By Mark Dundas Wood
"Pia Zadora – Back Again and Standing Tall"
The Metropolitan Room – February 7-10
Pia Zadora is a trouper. On the eve of the recent snowstorm, playing to a small audience, she kept her energy level high, as though playing to a packed house. She gave special attention to each occupied table—at one point circulating through the room to bestow individual hellos. She was upbeat and likeable.
At the very top of the show, a short video clip was shown of Frank Sinatra singing Zadora’s praises. Zadora was Sinatra’s opening act in the early 1990s, when she toured with him and Don Rickles. And the Sinatra legacy seems to have followed her all the way to 2013. Zadora sang a number of songs associated with the late star, including "The Lady Is a Tramp" (Rodgers & Hart) and "All of Me" (Gerald Marks, Seymour Simons). On "Tramp" she even used her mentor’s altered lyrics about not being like "the rest of those broads." Vinnie Falcone, one of Sinatra’s pianists and music directors, performed identical duties for Zadora—and he seemed to have dusted off and brought along Frank’s old charts. Keyboardist Ned Ginsburg filled in for the lush Sinatra string section with his synthesized approximations.
Many of us will allow that Pia Zadora studied with the Best. However, she did so when the Best was not exactly at his best. Also, the venues that she and Sinatra played in the latter years of his career were a far cry from the intimate Metropolitan Room, where Zadora found herself booked this winter. Yes, Sinatra was known as the quintessential saloon singer, but by the 1990s anything remotely resembling a saloon had long since given way to arenas and pavilions.
Zadora has a voice that, I would gauge, is at least as steady and true as Sinatra’s back when she appeared with him two decades or so ago (and probably when I saw him in the late 1970s). But much of the repertoire in her show—the up-tempo, swinging "Vegas" stuff—requires her to either bark or whisper and then rely on souped-up amplification to get through the big money notes in the final bars.

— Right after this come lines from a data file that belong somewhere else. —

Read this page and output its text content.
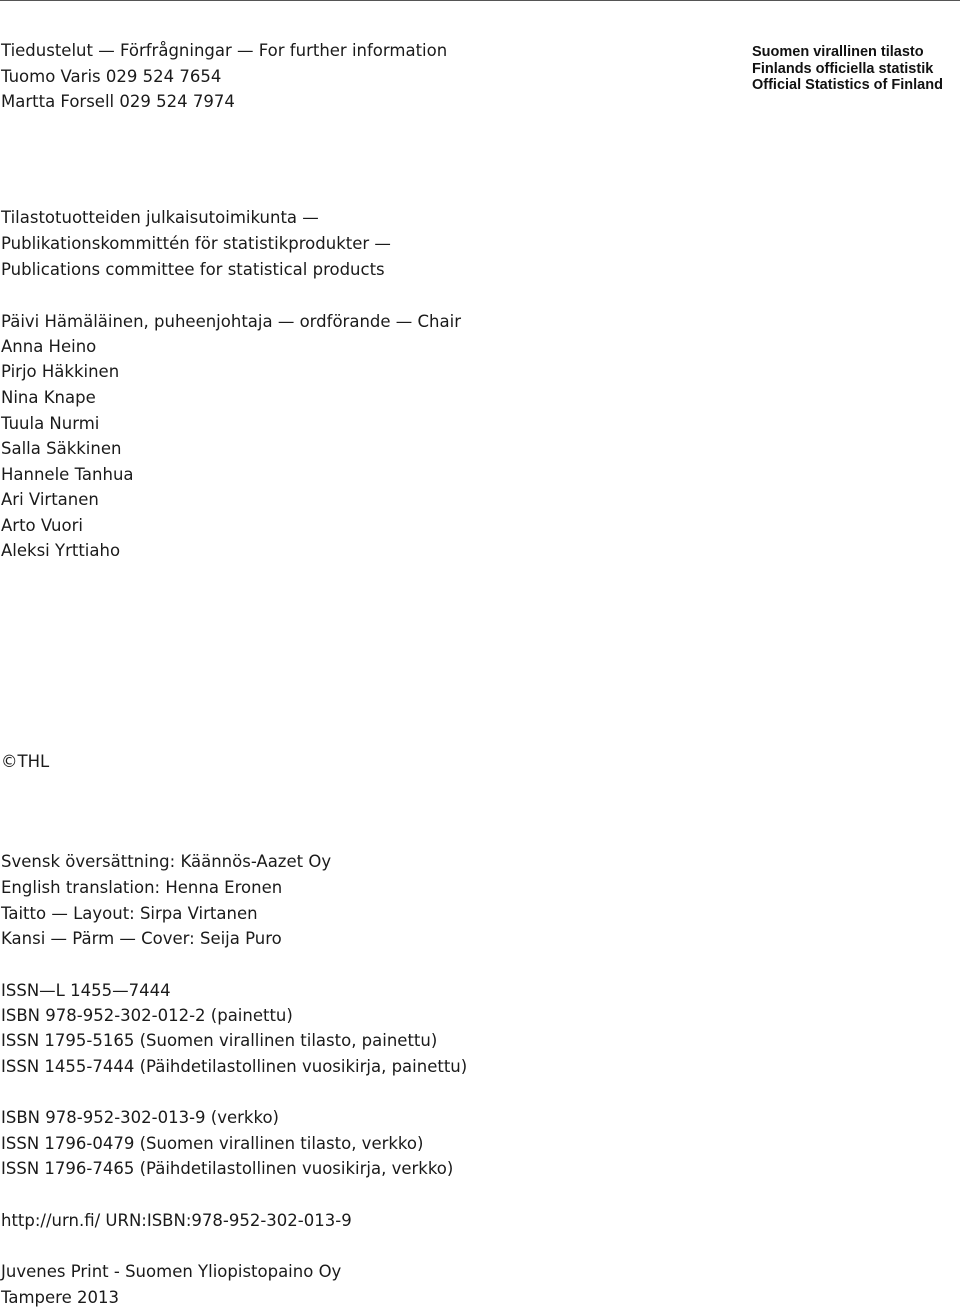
Tiedustelut — Förfrågningar — For further information

Tuomo Varis 029 524 7654

Martta Forsell 029 524 7974

Suomen virallinen tilasto
Finlands officiella statistik
Official Statistics of Finland

Tilastotuotteiden julkaisutoimikunta —

Publikationskommittén för statistikprodukter —

Publications committee for statistical products

Päivi Hämäläinen, puheenjohtaja — ordförande — Chair

Anna Heino

Pirjo Häkkinen

Nina Knape

Tuula Nurmi

Salla Säkkinen

Hannele Tanhua

Ari Virtanen

Arto Vuori

Aleksi Yrttiaho

©THL

Svensk översättning: Käännös-Aazet Oy

English translation: Henna Eronen

Taitto — Layout: Sirpa Virtanen

Kansi — Pärm — Cover: Seija Puro

ISSN—L 1455—7444

ISBN 978-952-302-012-2 (painettu)

ISSN 1795-5165 (Suomen virallinen tilasto, painettu)

ISSN 1455-7444 (Päihdetilastollinen vuosikirja, painettu)

ISBN 978-952-302-013-9 (verkko)

ISSN 1796-0479 (Suomen virallinen tilasto, verkko)

ISSN 1796-7465 (Päihdetilastollinen vuosikirja, verkko)

http://urn.fi/ URN:ISBN:978-952-302-013-9

Juvenes Print - Suomen Yliopistopaino Oy

Tampere 2013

It’s not as though she has a shoddy or particularly weak voice. When she sang Kander and Ebb’s "Maybe This Time," resonant, warm and quite pleasant tones emerged. Another song that served her well was Ron Miller and Orlando Murden’s "For Once in My Life"—except at the end, when she hollered. But even when she was not technically perfect on those two numbers, they seemed to allow her to connect with listeners better than she did throughout the rest of the hour. The two songs have similar themes, or, rather, the second extends the theme of the first. "Maybe This Time" is about romantic high hopes; "For Once in My Life" is about romantic hopes that have been—as if by a miracle—fulfilled. When Zadora performed these selections, she made it clear she was singing about her police-officer husband—a seemingly amiable and attentive gentleman who traveled with her and, after the show, made sure that everyone who wanted to enjoy a personal hello with her did so. What made both songs work was that they clearly meant something to the singer—something that seemed crucial to share with her listeners.

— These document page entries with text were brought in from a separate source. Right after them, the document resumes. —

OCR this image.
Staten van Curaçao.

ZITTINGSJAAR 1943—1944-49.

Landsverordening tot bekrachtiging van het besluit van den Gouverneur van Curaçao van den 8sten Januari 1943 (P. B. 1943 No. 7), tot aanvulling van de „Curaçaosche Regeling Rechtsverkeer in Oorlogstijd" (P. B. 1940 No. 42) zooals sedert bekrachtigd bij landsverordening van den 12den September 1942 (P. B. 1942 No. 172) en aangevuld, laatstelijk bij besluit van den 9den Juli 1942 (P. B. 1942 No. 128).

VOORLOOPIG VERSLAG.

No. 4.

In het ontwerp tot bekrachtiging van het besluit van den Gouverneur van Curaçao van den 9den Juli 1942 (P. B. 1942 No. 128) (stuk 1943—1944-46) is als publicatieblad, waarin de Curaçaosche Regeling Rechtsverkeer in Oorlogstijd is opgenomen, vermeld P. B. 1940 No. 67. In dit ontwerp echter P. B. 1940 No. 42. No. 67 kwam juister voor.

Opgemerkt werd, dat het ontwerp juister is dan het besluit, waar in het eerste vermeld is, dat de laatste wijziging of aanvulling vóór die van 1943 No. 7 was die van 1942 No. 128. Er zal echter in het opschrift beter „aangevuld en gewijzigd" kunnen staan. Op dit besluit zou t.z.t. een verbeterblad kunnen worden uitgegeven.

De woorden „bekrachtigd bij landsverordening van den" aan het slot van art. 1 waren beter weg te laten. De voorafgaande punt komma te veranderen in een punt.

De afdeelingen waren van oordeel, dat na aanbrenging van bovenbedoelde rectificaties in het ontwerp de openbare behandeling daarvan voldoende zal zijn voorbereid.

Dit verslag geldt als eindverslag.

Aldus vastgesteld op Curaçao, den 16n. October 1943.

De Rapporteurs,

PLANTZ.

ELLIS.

I truly hope that Zadora can find a way to use what worked in those numbers to rethink her whole approach to club singing—especially if she is going to continue performing in an up-close-and personal setting like the Metropolitan Room. It’s time to throw away the hackneyed jokes and patter that probably earned only polite chuckles in 1965 and instead communicate something more about who she is—and about what she knows that others of us maybe don’t.

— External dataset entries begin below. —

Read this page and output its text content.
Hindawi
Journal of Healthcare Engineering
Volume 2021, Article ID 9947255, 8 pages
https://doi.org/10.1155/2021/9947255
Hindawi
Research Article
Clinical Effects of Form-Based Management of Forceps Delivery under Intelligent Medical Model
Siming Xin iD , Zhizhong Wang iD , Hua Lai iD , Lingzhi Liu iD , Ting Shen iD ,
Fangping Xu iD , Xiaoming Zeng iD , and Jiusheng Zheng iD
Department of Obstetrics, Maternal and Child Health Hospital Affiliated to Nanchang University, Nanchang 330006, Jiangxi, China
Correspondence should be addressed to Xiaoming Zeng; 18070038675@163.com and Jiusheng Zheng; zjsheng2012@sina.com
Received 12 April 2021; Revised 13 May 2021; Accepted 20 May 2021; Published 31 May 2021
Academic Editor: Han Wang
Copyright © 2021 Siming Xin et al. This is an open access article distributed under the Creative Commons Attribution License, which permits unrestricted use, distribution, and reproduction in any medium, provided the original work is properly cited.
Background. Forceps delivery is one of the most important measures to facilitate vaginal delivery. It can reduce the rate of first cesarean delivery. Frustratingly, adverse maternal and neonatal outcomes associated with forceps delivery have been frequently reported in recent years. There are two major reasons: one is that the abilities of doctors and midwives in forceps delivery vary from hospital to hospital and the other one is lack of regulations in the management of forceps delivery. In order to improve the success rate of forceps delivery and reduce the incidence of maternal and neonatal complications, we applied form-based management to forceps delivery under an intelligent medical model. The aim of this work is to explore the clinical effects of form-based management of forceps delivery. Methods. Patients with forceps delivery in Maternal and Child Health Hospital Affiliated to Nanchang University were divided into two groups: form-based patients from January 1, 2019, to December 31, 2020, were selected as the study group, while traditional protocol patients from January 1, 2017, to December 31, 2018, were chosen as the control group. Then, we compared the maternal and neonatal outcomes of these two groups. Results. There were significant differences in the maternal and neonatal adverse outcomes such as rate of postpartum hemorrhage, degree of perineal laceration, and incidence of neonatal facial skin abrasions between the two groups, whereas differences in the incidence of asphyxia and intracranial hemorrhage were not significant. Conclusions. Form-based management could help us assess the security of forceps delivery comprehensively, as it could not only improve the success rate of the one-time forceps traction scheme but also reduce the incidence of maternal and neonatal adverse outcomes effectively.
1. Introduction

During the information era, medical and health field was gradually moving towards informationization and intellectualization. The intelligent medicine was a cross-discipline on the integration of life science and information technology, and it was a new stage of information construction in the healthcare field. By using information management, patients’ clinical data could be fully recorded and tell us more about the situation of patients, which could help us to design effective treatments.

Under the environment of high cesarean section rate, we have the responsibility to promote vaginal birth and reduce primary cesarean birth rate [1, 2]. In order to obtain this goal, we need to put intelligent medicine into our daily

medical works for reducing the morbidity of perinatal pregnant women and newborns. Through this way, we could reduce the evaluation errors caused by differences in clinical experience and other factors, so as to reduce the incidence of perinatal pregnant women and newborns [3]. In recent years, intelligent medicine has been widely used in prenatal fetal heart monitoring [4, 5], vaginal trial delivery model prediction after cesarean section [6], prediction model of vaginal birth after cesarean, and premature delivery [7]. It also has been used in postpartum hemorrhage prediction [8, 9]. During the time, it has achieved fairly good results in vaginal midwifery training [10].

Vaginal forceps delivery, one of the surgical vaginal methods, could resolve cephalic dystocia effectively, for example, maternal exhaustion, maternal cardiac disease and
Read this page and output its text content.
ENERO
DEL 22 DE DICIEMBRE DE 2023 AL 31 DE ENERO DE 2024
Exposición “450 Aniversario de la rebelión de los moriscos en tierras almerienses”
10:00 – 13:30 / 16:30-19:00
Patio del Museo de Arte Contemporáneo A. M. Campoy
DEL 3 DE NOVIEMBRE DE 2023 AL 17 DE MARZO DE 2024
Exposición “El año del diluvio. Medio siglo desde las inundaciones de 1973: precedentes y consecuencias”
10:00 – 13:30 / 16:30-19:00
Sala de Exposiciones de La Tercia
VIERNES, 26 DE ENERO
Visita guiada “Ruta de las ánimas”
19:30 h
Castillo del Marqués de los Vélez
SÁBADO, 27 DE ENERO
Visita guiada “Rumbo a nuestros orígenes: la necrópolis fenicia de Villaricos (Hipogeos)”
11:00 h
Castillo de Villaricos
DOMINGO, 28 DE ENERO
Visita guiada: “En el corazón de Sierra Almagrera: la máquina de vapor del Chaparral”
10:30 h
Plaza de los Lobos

Zadora has done some living. She worked as a child actor with such forces of nature as Tallulah Bankhead and Zero Mostel. She told us a little about that, in passing, during the Metropolitan Room show. But what did those figures mean to her when she was an impressionable child? Were they kindly? Distant? Intimidating? She noted that she’s been married several times, but she said it as a self-deprecating joke. Are there songs that could convey how she weathered and rebounded from romantic disappointment? Her public persona during the 1980s served as a punch line for late-night talk show hosts, and she won not Oscars but rather "Razzies," for her unsuccessful film performances. Did that kind of ridicule take its toll or did she let it all roll off her back? If the latter, where did she find such chutzpah?
I’m not suggesting that she turn the cabaret stage into a confessional or a therapist’s office. She may not even want to make the show explicitly autobiographical. But if she addressed some of those issues with some candor, true wit, and feeling—even if she only used them as emotional subtext while she sang— people likely wouldn’t care that she doesn’t possess the pristine tones of Barbara Cook on Broadway in the late 1950s. Cook once said, "When another human being is willing to stand onstage and let you in, the power of it is extraordinary." Next time Zadora comes to New York, I hope she’ll lose the 5-piece band and the Sinatra-esque accoutrements, that she’ll perform only with a pianist/musical director (maybe one who has never set foot in Caesar’s Palace) and that she’ll have prepared with a writer and director who can help Pia zero in on Pia. As for repertoire, she can take advantage of the eclecticism that is a hallmark of contemporary cabaret. Did she ever consider including a folk song? Maybe a lullaby?
The Chairman of the Board stepped down long ago. Certainly he’d want his protégé to do it Her Way, wouldn’t he?